Please refrain from making so much sense on this forum. Didn’t you read God Emperor Droopie Cock saying that it wasn’t so?

BTW, The Marseille accent is probably my favorite. It’s perfect.

The key thing to understand about our verbal viagra popper is that he is a “troll” in the very pure sense of one who posts with the aim of trying to provoke some kind of emotional reaction.

When one has grasped this fact, such people even become interesting in a trivial kind of way - perhaps rather like watching a stray dog doing a pile of poop right on someone’s front doorstep…

:stuck_out_tongue:

In my experience this is completely true. I’ve studied Russian and Chinese and Russian feels much more familiar to me as a native English speaker. But they both take a long time to learn.
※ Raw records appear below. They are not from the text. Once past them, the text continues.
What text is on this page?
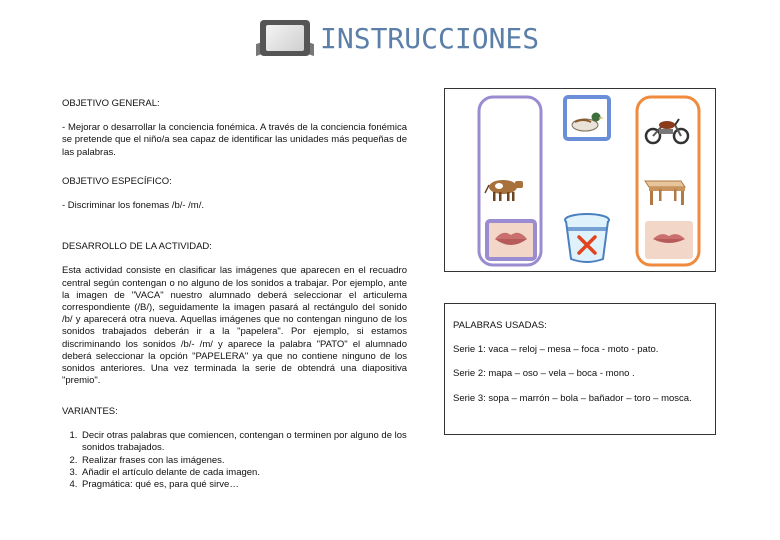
INSTRUCCIONES

OBJETIVO GENERAL:

- Mejorar o desarrollar la conciencia fonémica. A través de la conciencia fonémica se pretende que el niño/a sea capaz de identificar las unidades más pequeñas de las palabras.

OBJETIVO ESPECÍFICO:

- Discriminar los fonemas /b/- /m/.

DESARROLLO DE LA ACTIVIDAD:

Esta actividad consiste en clasificar las imágenes que aparecen en el recuadro central según contengan o no alguno de los sonidos a trabajar. Por ejemplo, ante la imagen de "VACA" nuestro alumnado deberá seleccionar el articulema correspondiente (/B/), seguidamente la imagen pasará al rectángulo del sonido /b/ y aparecerá otra nueva. Aquellas imágenes que no contengan ninguno de los sonidos trabajados deberán ir a la "papelera". Por ejemplo, si estamos discriminando los sonidos /b/- /m/ y aparece la palabra "PATO" el alumnado deberá seleccionar la opción "PAPELERA" ya que no contiene ninguno de los sonidos anteriores. Una vez terminada la serie de obtendrá una diapositiva "premio".

VARIANTES:

1. Decir otras palabras que comiencen, contengan o terminen por alguno de los sonidos trabajados.
2. Realizar frases con las imágenes.
3. Añadir el artículo delante de cada imagen.
4. Pragmática: qué es, para qué sirve…

PALABRAS USADAS:

Serie 1: vaca – reloj – mesa – foca - moto - pato.

Serie 2: mapa – oso – vela – boca - mono .

Serie 3: sopa – marrón – bola – bañador – toro – mosca.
Agreed, and I hope that it stays funny for a while because the next step is to become worried about the future of the human race.

My answer to your question here Which language should we learn first – The French Instinct – French with authenticity

I’m Brett. I’m Vietnamese. I want to find friend to pracitce English the spare time. Besides I like to exchange culture another country. I can learn vietnamese. Myskype: thuymarketing09. Thanks

I recommend Finnish. It is one of the hardest languages to learn, it’s a small country thats not particularly exciting to visit (it’s one of the only countries where Syrian refuges ended up leaving because it was so depressing), and almost everyone living there is fluent in english.

But it’s also one of the wackiest languages, it sounds cool to me so it sounds like fun,

More like they left because the benefits aren’t that generous. Same reason the poor ‘migrants’ at Calais were so desperate to get into Britain.